Le Père Serge fit deux visites et pèlerinages en Russie, en 1947 et en 1977. Il ne fît pas d’autre voyage durant sa vie de moine, soucieux d’assurer dans sa paroisse une parfaite continuité des services liturgiques et d’être constamment présent et disponible pour tous ceux qui avaient besoin de lui.
Le Père Serge avait de l’Église orthodoxe une vision véritablement universelle, et sut accueillir sans réserve les moines d’autres nationalités qui vinrent se placer sous sa direction spirituelle et les fidèles d’origine française qui, à la fin des années soixante, vinrent de plus en plus nombreux grandir les rangs des paroissiens de Vanves.
Très rigoureux à l’égard de lui-même, le Père Serge manifestait une grande indulgence à l’égard des autres. Très strict en ce qui concerne la foi orthodoxe et la pratique des commandements, il prenait bien soin de distinguer celui qui se trompe de son erreur et le pécheur de sa faute, condamnant celles-ci mais compatissant à ceux-là.

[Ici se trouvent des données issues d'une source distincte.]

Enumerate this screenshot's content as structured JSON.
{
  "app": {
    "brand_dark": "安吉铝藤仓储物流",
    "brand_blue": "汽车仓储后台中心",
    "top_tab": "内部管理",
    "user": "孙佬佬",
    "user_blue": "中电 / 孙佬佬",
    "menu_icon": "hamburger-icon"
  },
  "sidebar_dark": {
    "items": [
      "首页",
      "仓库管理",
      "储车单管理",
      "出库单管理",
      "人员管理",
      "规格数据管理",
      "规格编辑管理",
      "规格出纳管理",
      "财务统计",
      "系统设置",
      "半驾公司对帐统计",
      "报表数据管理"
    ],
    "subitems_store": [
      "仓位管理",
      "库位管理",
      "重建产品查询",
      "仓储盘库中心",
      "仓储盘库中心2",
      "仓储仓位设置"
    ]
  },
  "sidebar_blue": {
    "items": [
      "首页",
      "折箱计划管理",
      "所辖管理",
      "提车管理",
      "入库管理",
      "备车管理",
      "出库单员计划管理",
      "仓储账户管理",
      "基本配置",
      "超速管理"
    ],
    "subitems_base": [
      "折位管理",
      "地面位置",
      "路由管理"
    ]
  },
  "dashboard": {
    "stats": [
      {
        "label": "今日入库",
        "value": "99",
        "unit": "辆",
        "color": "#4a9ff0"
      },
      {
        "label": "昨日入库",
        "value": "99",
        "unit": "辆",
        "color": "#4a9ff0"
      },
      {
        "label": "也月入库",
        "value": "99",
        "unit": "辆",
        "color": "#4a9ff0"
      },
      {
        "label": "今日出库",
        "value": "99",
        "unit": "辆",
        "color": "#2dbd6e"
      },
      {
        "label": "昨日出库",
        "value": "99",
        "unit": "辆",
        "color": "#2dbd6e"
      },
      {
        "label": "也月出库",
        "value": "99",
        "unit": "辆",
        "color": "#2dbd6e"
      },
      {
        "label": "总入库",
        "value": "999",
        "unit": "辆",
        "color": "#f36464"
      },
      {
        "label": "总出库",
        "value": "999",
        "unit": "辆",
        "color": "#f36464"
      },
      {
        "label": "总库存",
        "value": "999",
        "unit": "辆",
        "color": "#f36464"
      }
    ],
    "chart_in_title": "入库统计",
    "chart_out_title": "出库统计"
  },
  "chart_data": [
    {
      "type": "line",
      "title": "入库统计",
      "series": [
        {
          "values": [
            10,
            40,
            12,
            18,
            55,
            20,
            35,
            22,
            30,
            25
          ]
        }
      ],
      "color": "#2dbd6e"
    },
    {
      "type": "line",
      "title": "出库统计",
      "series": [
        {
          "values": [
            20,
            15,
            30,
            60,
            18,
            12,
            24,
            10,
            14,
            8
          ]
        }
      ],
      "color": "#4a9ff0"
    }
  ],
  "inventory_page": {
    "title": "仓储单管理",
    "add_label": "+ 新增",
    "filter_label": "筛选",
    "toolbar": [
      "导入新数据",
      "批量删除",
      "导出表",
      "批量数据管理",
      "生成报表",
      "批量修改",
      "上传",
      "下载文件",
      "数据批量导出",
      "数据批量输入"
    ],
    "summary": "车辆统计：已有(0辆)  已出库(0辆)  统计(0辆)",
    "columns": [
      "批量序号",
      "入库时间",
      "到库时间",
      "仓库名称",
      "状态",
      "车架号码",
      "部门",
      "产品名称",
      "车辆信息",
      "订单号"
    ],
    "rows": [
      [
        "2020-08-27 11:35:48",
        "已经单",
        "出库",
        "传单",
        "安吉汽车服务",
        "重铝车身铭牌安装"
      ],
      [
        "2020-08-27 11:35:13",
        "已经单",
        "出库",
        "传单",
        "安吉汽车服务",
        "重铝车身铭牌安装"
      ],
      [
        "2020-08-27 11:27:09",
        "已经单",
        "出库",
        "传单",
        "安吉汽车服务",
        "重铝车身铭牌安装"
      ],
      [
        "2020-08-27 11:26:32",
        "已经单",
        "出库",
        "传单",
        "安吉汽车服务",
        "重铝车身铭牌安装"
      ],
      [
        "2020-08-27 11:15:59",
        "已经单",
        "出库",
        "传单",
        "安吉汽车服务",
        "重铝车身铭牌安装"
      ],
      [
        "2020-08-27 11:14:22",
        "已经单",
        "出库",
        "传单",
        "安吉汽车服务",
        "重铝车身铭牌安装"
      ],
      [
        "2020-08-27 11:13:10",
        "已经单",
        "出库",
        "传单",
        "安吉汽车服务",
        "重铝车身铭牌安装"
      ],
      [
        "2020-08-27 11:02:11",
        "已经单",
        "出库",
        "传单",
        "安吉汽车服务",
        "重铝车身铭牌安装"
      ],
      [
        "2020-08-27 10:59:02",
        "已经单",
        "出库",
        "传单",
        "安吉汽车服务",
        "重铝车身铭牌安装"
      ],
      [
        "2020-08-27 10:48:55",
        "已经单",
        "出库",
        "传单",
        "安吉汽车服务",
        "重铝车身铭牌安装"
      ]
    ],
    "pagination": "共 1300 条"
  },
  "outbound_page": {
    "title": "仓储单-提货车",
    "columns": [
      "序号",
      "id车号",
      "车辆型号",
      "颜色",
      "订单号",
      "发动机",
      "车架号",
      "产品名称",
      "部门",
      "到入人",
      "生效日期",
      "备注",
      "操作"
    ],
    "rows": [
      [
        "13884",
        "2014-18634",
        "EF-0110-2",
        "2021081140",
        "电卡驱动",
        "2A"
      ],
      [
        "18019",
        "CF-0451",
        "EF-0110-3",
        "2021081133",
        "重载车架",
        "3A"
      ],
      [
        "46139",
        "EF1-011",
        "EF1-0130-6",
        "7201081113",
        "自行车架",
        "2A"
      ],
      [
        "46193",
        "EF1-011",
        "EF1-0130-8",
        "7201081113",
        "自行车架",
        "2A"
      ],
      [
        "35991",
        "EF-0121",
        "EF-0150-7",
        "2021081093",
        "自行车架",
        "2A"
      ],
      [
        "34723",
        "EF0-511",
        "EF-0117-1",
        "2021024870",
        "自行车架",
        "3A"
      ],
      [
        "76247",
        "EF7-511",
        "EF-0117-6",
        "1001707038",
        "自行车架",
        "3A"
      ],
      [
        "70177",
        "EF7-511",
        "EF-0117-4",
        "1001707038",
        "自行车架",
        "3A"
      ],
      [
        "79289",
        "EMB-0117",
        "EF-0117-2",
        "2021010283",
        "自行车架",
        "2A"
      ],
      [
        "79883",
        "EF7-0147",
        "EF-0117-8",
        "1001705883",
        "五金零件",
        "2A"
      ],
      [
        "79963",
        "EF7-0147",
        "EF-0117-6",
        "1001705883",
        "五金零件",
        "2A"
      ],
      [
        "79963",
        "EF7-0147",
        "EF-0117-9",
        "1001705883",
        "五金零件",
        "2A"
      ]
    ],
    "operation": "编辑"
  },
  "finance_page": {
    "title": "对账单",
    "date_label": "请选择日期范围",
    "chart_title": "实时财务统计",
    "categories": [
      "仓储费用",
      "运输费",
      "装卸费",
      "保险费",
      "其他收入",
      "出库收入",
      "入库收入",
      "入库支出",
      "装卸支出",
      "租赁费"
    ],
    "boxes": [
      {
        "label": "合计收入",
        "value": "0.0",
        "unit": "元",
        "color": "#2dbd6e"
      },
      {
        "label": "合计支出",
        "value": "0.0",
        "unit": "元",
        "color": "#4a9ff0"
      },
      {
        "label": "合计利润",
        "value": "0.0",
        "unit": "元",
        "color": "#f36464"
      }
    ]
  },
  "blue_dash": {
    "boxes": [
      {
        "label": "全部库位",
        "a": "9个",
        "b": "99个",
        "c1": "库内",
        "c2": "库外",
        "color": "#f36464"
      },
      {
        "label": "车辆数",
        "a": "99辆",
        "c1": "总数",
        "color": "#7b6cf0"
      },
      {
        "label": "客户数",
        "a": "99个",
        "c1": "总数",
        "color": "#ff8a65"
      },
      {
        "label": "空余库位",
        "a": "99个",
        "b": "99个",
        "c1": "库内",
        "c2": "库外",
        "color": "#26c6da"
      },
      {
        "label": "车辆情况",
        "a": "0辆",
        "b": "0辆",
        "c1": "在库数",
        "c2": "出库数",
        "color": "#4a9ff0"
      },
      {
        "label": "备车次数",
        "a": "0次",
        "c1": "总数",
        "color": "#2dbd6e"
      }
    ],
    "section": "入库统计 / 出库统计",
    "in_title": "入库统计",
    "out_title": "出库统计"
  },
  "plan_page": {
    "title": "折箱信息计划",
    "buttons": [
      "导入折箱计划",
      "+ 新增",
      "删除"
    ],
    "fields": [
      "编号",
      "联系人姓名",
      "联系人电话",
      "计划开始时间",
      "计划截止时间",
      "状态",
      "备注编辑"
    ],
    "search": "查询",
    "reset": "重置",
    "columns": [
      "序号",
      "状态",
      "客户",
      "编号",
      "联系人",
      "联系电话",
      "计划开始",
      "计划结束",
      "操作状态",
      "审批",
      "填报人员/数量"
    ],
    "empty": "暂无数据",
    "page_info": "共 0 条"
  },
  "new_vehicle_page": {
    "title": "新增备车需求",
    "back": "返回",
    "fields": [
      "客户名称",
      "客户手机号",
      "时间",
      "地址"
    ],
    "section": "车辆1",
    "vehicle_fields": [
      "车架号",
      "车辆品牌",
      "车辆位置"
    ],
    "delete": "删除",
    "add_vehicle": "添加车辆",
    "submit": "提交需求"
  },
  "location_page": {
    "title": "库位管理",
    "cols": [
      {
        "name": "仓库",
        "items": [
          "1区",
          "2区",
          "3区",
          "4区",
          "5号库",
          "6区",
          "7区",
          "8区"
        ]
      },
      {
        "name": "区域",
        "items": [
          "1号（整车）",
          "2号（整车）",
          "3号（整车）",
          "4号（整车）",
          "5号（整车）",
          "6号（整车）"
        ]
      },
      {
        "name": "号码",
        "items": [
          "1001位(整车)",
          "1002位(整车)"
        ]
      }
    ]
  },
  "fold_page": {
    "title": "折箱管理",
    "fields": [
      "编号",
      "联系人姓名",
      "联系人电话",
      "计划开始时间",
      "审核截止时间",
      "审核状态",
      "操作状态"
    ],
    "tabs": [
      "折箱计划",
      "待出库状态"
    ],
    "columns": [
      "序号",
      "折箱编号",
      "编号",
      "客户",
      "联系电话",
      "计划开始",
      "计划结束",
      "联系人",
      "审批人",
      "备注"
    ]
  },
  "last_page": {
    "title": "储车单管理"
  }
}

Il avait les qualités d’un authentique starets, qui lui valurent d’être reconnu comme tel, bien au-delà de nos frontières, par les plus grands spirituels de notre époque, que ce soit le Père Sophrony avec lequel il fut toujours lié d’amitié, le Père Justin Popovitch ou les Pères athonites Éphrem de Katounakia, Charalampos et Païssios. Il fut choisi comme père spirituel par des personnalités comme Nicolas Berdiaev et Vladimir Lossky. Prélats, higoumènes, prêtres, moines et fidèles du monde entier, de nombreux et souvent célèbres représentants de l’intelligentsia russe prenaient conseil ou se confessaient auprès de lui.
Pourtant il n’eut que fort peu de disciples. Cela s’explique avant tout par sa très grande humilité. Il répétait volontiers que la vie spirituelle consiste essentiellement dans ce que l’on est, non dans ce que l’on dit. Le Père Serge ne prêchait jamais. Parfois seulement, il se contentait de lire, selon une tradition monastique établie, un texte patristique.
Au début du carême 1985, le Père Serge tomba gravement malade. Au début du mois d’octobre 1986, la maladie le frappa de nouveau, plus gravement que la fois précédente. Le Père Serge put retourner à Vanves, mais le 3 juin 1987 il fut frappé d’hémiplégie et dut de nouveau être hospitalisé. Une radiographie permit alors de constater qu’un cancer avait atteint plusieurs organes de son corps. Le 25 juillet le Père Serge communia et, avec une grande douceur et dans une grande paix, rendit son âme à Dieu.